Desde que la adhesión del Reino Unido al Mercado Común allanara el camino a una ampliación continua de la Unión Europea, ha costado detectar en ella una política exterior digna de este nombre. Porque, a veces, más es menos; el compromiso verboso, no la afirmación; la discreción, no el poder. Hoy en día, la Unión Europea cuenta con una mayoría de Estados que han participado en las aventuras imperiales de Estados Unidos (dieciséis de sus miembros actuales contribuyeron en la Guerra de Irak); toma el relevo en la injerencia de Washington en América Latina (de ahí su absurdo reconocimiento de la oposición venezolana como Gobierno legal); finge oponerse a los caprichos de la Administración de Trump, pero vuelve al redil en cuanto esta amenaza con castigarla (sanciones económicas contra las empresas que comercien con Irán). El peso de Europa en Oriente Próximo era mayor antes de su ampliación. Y aunque Charles de Gaulle se oponía a la adhesión del Reino Unido al Mercado Común porque pensaba que este país se convertiría en el caballo de Troya de Washington en el Viejo Continente, Estados Unidos ya no tiene nada que temer del brexit. Porque, con el paso de las décadas, la Unión Europea se ha convertido en su caballeriza.

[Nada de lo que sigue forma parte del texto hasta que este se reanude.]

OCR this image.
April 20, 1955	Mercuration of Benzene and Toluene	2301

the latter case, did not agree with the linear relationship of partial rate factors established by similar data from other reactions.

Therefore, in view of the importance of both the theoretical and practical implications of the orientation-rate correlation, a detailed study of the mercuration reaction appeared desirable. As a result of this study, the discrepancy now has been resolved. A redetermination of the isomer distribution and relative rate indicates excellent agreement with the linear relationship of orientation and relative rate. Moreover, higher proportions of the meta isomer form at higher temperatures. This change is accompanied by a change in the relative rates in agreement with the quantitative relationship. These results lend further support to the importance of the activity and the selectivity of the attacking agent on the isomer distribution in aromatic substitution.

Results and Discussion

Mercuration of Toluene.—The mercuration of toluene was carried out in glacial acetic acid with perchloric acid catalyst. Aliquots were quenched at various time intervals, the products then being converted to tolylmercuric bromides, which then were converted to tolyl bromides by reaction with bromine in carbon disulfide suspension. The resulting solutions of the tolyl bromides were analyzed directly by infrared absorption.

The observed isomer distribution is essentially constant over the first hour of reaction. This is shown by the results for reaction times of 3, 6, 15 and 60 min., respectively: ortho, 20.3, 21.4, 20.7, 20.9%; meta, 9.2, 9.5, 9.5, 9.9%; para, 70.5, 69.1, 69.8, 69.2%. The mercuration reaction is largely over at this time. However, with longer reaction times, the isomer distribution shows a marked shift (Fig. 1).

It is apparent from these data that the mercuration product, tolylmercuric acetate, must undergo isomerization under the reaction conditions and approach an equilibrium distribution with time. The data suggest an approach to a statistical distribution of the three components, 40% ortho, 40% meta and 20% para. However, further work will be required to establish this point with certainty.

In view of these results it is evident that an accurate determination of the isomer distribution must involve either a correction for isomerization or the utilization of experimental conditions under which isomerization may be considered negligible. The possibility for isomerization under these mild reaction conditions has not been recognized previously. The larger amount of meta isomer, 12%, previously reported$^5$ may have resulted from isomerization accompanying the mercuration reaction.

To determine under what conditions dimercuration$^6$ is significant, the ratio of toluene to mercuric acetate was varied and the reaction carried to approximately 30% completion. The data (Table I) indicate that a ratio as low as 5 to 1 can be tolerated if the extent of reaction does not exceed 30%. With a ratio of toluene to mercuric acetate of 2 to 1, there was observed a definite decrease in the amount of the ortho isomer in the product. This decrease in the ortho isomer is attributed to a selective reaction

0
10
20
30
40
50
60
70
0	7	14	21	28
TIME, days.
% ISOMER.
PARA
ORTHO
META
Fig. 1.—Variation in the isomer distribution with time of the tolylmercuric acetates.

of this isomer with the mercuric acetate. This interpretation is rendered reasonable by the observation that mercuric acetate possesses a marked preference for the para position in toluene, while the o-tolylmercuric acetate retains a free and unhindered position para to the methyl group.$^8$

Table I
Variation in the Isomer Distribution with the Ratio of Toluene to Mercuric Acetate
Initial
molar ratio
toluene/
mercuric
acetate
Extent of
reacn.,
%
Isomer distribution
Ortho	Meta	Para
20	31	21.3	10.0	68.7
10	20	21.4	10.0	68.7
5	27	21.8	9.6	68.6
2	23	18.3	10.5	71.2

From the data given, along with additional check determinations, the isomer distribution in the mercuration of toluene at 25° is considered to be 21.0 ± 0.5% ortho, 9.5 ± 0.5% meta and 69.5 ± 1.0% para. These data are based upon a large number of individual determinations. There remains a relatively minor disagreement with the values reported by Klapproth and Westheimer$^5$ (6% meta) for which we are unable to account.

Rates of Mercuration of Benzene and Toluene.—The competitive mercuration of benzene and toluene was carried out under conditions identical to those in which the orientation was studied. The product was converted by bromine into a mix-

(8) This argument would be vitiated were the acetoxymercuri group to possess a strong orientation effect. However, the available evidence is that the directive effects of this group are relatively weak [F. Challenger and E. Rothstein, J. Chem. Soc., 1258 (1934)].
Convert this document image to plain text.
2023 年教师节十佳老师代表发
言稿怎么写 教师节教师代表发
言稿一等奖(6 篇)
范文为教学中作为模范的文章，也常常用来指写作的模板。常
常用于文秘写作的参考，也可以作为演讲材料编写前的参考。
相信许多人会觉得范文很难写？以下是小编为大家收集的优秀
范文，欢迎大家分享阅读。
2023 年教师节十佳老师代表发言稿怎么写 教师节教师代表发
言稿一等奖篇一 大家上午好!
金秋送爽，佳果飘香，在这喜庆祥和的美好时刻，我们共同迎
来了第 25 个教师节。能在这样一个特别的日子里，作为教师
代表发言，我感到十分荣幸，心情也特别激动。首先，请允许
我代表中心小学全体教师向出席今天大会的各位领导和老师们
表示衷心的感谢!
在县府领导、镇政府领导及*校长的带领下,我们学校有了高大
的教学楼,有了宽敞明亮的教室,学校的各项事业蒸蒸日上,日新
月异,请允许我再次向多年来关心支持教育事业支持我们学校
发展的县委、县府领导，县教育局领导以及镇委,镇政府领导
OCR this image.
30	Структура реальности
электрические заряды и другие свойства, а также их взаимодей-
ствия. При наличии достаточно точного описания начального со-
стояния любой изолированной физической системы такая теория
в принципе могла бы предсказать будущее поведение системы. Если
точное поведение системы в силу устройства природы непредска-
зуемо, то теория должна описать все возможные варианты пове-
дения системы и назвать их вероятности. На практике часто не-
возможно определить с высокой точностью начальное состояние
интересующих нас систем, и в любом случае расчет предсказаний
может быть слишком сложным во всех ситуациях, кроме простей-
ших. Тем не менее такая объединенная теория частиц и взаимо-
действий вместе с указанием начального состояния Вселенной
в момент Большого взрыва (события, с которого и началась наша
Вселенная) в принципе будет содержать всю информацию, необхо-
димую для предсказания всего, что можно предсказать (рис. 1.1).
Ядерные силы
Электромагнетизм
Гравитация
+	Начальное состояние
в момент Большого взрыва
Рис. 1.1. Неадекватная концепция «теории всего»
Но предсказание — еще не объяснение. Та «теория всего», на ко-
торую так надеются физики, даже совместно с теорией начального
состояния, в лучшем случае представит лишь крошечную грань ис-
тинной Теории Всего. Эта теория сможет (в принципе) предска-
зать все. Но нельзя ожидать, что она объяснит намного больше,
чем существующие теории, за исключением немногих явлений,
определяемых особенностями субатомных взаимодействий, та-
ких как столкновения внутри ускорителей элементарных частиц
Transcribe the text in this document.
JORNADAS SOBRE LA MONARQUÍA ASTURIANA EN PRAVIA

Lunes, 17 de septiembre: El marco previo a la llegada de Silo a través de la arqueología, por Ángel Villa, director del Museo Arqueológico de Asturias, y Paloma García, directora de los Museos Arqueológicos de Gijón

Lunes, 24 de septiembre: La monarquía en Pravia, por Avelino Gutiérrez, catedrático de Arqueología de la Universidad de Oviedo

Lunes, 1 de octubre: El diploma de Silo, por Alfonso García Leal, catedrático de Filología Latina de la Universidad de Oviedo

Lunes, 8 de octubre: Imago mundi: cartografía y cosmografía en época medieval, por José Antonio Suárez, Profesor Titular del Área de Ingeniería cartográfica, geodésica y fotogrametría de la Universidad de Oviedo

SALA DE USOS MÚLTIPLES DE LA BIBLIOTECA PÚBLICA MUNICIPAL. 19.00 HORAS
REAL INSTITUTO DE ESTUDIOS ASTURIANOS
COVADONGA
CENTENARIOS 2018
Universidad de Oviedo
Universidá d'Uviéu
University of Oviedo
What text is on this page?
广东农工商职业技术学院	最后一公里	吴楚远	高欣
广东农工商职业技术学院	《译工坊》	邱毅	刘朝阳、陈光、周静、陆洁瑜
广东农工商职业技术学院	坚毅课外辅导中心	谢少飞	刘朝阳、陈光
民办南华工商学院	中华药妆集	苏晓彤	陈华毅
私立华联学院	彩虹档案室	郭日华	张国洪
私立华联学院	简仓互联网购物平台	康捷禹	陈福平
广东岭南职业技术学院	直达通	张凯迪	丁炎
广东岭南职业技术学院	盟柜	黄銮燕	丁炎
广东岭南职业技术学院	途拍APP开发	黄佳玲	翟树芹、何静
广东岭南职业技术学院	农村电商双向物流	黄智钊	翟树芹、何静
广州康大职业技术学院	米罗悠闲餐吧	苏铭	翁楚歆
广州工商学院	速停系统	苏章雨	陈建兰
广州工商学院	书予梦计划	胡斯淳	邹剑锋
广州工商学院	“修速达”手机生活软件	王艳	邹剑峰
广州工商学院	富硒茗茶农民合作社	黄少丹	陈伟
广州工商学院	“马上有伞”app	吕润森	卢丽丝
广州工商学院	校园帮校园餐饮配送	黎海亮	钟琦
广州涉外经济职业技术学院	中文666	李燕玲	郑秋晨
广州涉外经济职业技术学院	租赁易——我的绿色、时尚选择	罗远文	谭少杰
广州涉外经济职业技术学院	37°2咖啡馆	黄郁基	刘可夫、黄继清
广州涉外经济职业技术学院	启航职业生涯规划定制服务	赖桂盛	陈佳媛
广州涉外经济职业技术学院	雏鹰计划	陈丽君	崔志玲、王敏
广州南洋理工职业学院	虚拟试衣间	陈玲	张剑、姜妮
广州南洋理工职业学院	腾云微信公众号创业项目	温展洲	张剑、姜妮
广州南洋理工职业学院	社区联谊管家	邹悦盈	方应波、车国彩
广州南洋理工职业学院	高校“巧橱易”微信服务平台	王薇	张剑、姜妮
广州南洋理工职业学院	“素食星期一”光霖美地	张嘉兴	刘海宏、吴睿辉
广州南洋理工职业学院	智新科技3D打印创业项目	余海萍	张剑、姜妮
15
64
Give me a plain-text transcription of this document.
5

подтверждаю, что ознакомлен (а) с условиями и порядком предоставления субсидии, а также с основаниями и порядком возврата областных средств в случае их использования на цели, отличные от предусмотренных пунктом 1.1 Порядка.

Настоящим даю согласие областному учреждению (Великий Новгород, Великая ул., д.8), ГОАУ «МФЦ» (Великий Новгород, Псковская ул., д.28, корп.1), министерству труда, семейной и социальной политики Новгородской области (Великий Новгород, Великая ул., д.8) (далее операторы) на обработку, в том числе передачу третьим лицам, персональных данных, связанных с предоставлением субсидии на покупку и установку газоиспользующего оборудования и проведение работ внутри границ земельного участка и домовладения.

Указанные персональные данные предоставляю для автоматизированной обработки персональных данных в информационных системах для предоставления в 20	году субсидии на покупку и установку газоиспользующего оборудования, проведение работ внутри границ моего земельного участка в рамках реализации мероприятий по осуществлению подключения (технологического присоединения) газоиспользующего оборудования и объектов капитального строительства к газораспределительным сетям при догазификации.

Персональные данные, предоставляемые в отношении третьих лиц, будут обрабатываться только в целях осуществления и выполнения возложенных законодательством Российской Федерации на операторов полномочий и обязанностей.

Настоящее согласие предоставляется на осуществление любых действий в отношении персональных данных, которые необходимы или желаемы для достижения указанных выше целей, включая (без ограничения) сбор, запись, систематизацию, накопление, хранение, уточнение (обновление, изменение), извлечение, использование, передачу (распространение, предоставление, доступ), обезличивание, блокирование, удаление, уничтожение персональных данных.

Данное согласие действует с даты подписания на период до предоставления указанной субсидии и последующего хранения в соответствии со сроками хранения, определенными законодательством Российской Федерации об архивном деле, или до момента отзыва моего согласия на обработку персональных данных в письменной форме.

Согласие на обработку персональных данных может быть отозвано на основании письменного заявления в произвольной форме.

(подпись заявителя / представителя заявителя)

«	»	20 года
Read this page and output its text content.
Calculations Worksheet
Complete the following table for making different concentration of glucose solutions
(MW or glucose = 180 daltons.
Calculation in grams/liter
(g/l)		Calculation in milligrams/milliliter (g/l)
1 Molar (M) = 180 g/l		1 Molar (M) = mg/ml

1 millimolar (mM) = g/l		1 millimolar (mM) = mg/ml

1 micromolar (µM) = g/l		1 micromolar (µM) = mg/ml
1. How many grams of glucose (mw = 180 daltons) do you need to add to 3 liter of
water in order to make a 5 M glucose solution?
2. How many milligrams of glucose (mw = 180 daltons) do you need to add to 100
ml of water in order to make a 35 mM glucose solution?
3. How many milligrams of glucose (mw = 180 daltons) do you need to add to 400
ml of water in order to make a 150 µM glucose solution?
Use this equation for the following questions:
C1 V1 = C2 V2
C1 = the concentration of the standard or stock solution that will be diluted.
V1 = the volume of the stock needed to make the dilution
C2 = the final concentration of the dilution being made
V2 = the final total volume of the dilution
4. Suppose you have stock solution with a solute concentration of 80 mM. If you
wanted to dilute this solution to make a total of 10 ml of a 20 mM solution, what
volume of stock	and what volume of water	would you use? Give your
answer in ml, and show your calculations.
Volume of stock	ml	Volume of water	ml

La dominación de Washington es aún más humillante en materia de defensa. La Organización del Tratado del Atlántico Norte (OTAN), creada durante la Guerra Fría, es su instrumento. Basta con la aprobación de la Casa Blanca para que un Estado miembro de esta alianza colonice a otro (Turquía ocupa una parte de Chipre desde hace 45 años) o trate a alguno de sus vecinos como su “zona de seguridad” –el Ejército de Ankara, el segundo de la OTAN, acaba de invadir el norte de Siria para acabar allí con la autonomía kurda–. Sin embargo, Washington no tiene nada que objetar mientras el régimen de Recep Tayyip Erdogan continúe vigilando una de las fronteras marítimas de Rusia, compre el 60% de sus armas en Estados Unidos y proteja las ojivas nucleares estadounidenses. Tampoco le importa mucho a Jens Stoltenberg, secretario general de la OTAN, una marioneta estadounidense con el elocuente apodo de “Tony Blair noruego”, ya que Turquía, según él, “actúa con moderación y en coordinación con los demás aliados para preservar nuestras victorias frente a nuestro enemigo común, Daesh”.
Al invadir Irak en 2003 bajo un pretexto falaz, el país cuyo brazo ejecutor es la OTAN provocó el caos actual en Oriente Próximo. Aprovechando el impulso, Estados Unidos (con otros países) desencadenó una guerra en Libia; después (esta vez solo) puso en entredicho el acuerdo nuclear de julio de 2015 con Irán (cuya firma, no obstante, había marcado uno de los escasos momentos de sensatez de Estados Unidos de esta década…). El pasado mes de octubre, cuando se entregó a los kurdos al ejército turco sin consultar a sus “aliados” europeos de la OTAN presentes en el lugar, el presidente estadounidense envió un tuit de admirable franqueza: “Espero que les vaya bien a todos, ¡nosotros estamos a 11.000 kilómetros!”. Continuar sometiéndose a este señor feudal caprichoso que no cuenta con más interés que el suyo propio equivale a admitir una relegación definitiva al rango de protectorado. Para que Europa salga de esta situación, tiene que salir de la OTAN (1).